Bertemulah saya dengan teman lama yang ternyata dia sudah bekerja di sebuah perusahaan. Dan saya sangat tertarik ingin bekerja seperti dia yang kelihatan hidupnya mapan. Beberapa waktu kemudian saya mencoba melamar ke perusahaan itu dengan hanya berbekal uang seadanya yang sudah habis setengahnya dipakai bayar bis kota. Uang saya hanya tersisa untuk pulang saja. Jadi makan siang saya lewati. Setelah lamaran dimasukan kemudian saya disuruh menunggu dan 3 jam kemudian saya disuruh pulang dan mereka akan menghubungi saya. "Oh Tuhan yang Agung, berikanlah saya kesabaran yang melimpah saat ini". Saya harus pulang kembali ke kota saya yang memakan waktu 3 jam dan uang saya hanya tersisa sedikit. Mau dikata apa lagi, saya harus pulang dulu dan menunggu panggilan. Menjelang malam di perjalanan saya tertidur dan terbangun ketika sang sopir menepuk pundak saya ternyata sudah tiba di terminal bis.
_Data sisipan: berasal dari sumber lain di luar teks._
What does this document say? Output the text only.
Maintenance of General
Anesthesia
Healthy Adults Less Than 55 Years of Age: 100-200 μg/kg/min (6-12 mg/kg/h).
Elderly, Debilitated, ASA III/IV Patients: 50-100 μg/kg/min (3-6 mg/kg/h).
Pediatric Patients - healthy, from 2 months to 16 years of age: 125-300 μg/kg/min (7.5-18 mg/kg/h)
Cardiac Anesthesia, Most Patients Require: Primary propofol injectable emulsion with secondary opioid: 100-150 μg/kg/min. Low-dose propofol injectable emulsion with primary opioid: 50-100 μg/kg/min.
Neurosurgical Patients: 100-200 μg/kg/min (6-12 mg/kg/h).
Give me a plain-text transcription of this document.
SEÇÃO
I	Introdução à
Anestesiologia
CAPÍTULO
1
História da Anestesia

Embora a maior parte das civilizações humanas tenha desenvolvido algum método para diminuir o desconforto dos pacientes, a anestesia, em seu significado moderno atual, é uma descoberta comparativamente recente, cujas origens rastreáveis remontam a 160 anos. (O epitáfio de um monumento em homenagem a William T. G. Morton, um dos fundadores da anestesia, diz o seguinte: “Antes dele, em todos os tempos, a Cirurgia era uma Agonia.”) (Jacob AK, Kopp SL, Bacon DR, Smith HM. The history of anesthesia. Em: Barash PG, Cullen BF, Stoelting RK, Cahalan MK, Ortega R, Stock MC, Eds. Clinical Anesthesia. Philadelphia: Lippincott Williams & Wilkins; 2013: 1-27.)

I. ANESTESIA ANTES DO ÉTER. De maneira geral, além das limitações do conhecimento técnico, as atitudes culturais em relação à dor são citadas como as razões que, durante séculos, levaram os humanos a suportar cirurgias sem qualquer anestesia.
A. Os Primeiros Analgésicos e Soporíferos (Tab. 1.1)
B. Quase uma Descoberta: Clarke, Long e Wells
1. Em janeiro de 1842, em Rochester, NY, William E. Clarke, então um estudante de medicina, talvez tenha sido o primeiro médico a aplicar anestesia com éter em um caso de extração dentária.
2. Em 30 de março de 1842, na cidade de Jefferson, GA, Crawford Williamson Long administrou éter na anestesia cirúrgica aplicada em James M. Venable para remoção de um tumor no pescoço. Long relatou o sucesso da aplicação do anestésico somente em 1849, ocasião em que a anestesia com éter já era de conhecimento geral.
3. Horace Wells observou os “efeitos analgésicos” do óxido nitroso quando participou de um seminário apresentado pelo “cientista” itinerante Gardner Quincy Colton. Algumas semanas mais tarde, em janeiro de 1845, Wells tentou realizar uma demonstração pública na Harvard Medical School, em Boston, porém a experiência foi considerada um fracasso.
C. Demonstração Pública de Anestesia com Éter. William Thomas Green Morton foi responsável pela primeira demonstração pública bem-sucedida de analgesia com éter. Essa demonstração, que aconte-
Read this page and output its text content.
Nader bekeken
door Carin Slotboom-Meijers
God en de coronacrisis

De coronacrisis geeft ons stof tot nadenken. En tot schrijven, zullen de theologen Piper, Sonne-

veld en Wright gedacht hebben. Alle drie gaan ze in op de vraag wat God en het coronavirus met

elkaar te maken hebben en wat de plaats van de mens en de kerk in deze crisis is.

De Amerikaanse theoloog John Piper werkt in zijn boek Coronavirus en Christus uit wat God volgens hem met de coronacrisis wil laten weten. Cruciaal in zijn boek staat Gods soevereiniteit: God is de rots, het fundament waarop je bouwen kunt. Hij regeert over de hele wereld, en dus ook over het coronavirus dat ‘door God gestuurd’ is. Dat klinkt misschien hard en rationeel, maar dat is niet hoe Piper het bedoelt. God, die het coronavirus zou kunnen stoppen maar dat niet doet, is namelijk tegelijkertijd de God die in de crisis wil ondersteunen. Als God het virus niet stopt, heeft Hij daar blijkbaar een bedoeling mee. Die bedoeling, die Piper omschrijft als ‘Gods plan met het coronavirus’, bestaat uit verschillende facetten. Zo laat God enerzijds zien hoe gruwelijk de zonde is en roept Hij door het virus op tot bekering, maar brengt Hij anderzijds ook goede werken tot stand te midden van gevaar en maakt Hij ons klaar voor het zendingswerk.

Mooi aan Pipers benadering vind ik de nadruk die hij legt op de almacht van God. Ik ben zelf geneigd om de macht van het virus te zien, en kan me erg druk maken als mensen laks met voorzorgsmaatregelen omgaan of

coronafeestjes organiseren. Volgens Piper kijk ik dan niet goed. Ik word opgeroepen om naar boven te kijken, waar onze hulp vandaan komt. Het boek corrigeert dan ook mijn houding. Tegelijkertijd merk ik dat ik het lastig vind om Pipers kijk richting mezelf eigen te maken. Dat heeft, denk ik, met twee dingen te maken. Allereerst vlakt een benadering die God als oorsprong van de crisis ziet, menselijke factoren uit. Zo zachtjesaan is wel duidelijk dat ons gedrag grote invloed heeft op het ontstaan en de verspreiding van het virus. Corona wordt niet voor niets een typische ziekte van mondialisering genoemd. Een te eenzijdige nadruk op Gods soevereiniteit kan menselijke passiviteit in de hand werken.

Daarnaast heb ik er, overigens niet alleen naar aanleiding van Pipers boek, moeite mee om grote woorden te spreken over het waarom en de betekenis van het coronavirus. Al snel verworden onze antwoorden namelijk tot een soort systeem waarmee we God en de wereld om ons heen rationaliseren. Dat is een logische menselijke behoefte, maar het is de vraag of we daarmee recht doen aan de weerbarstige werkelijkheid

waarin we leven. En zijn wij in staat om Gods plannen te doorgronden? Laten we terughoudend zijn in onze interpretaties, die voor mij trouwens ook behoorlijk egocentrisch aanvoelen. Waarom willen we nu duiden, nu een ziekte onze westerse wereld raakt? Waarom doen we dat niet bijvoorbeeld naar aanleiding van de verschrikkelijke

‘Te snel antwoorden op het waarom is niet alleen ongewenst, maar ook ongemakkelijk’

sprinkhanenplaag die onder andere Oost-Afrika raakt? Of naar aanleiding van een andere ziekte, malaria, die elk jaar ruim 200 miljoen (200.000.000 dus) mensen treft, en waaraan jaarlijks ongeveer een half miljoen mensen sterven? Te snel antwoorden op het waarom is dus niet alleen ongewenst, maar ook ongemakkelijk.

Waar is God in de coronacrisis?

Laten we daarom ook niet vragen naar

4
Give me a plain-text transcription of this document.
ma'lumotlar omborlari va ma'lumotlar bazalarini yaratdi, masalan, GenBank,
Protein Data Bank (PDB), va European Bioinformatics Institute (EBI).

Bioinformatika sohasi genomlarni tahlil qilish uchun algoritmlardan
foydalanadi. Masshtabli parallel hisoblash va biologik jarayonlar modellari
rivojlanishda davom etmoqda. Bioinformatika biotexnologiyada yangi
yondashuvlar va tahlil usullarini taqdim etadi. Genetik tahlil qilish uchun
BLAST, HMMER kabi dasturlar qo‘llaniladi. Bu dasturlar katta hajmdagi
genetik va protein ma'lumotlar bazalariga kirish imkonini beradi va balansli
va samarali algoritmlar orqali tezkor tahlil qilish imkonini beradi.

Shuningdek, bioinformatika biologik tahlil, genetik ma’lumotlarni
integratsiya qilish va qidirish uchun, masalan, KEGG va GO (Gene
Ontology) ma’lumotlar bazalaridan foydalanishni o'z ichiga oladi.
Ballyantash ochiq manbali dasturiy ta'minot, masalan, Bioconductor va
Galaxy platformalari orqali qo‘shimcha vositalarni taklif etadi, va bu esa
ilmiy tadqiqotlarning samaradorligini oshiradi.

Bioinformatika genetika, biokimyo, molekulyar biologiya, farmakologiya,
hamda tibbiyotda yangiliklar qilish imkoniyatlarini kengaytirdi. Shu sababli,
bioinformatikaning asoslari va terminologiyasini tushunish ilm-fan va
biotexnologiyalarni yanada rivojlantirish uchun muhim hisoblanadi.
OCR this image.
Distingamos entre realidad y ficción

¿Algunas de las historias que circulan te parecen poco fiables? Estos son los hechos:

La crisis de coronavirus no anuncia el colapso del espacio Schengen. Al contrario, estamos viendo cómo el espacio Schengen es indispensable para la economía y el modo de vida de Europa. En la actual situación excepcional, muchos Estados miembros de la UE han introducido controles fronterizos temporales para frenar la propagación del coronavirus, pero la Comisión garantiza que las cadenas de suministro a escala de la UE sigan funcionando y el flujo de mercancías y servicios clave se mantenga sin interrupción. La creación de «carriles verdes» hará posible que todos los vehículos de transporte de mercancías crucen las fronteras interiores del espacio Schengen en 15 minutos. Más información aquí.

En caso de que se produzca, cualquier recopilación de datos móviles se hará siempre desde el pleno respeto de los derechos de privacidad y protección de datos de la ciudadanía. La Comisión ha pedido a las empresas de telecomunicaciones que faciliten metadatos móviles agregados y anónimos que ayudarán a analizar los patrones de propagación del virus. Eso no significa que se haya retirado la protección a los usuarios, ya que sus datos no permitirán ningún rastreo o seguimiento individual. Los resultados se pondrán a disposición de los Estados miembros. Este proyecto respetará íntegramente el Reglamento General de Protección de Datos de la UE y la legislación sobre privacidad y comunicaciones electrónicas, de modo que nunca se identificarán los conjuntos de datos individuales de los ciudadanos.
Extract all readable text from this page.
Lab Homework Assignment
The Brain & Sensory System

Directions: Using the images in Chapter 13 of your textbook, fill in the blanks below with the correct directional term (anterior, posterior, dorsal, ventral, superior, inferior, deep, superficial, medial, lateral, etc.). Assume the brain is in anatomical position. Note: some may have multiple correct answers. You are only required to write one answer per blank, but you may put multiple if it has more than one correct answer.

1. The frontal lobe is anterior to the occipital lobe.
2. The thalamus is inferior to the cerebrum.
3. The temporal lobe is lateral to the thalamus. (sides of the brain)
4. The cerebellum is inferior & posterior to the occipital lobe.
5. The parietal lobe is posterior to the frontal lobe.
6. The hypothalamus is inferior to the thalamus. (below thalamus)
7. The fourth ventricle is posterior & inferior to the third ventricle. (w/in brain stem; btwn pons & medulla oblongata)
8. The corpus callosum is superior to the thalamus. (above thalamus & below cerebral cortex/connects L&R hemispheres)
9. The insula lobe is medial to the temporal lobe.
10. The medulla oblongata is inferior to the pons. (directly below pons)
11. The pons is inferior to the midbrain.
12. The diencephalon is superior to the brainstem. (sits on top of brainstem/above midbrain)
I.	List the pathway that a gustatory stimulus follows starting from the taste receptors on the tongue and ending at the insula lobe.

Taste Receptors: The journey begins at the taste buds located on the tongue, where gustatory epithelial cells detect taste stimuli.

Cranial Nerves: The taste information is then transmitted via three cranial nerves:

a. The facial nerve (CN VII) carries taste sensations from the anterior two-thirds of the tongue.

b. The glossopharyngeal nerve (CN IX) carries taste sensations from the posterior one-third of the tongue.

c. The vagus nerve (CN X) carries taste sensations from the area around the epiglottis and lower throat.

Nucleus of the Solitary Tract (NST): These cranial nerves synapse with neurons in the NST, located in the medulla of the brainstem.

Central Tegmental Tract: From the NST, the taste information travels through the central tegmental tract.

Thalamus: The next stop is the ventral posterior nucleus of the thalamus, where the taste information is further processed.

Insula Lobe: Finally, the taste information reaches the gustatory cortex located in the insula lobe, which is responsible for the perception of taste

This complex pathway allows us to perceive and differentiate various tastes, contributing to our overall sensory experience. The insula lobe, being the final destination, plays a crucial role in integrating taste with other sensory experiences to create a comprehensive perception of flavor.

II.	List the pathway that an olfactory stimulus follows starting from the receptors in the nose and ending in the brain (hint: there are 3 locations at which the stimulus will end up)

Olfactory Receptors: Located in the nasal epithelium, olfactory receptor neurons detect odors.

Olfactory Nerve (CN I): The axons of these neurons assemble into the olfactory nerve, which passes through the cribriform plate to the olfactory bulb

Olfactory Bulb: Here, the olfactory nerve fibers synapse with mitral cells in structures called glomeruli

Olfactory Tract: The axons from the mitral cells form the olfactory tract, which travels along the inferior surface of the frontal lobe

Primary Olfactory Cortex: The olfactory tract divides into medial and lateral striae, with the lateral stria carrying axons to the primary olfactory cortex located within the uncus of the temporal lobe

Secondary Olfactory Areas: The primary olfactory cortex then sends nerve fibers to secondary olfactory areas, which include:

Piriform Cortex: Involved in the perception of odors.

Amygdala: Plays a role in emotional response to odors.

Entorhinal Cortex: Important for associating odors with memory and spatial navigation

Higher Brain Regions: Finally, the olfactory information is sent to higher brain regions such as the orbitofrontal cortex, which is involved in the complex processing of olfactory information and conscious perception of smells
Akhirnya saya diterima juga setelah melalui proses panjang dan memakan waktu yang lumayan lama, namun saya harus pindah lagi ke kota ini,dan berita buruknya adalah Perusahaan mengharuskan saya bekerja besok pagi. Saya terpaksa harus pulang lagi dan rencana-nya besok mau pinjam uang kepada teman untuk biaya transportasi dan mencari rumah sewaan.
Pagi sekali saya sudah berkemas dengan hanya membawa tas kecil yang dalam-nya hanya beberapa potong pakaian saja yang saya punya. Dari sinilah awal saya mulai menata hidup baru yang sudah saya perjuangkan sekuat tenaga.
Setelah bekerja beberapa waktu, saya mendapatkan peningkatan dalam taraf hidup. Saya menikmati setiap pendapatan yang saya dapat. Tidak lupa selalu berbagi juga kepada orang miskin yang membutuhkan. bahkan karir saya naik hingga Manager, yang artinya saya mendapatkan pendapatan yang lebih baik. Jadi rupanya beginilah hidup yang sahabat saya alami saat itu, dengan kerja keras, keberuntungan, kesabaran, rejeki dari Tuhan, maka saya bisa menjalaninya dengan baik.
Kini saya terus menikmati hasil jerih payah ini bersama keluarga saya. Saya mendapatkan istri yang cantik dan baik, begitu juga anak- anak yang baik dan lucu. Tidak lupa saya ajarkan ke keluarga saya sebuah arti kesabaran dan itu adalah kunci menuju kesuksesan.
Dalam kenyataannya, saya hanyalah seorang manusia yang sedikit beruntung karena kesabaran saya selama itu. Namun saya masih mencari sebuah jawaban yang akan terus saya cari dan cari. Hidup ini akan hampa kalau kita tidak pernah tahu siapa diri kita sebenarnya. Namun janganlah kita hidup dari masa lalu, Tuhan pun membuat mata dan muka kita ke depan, agar kita selalu senantiasa memandang ke depan saja.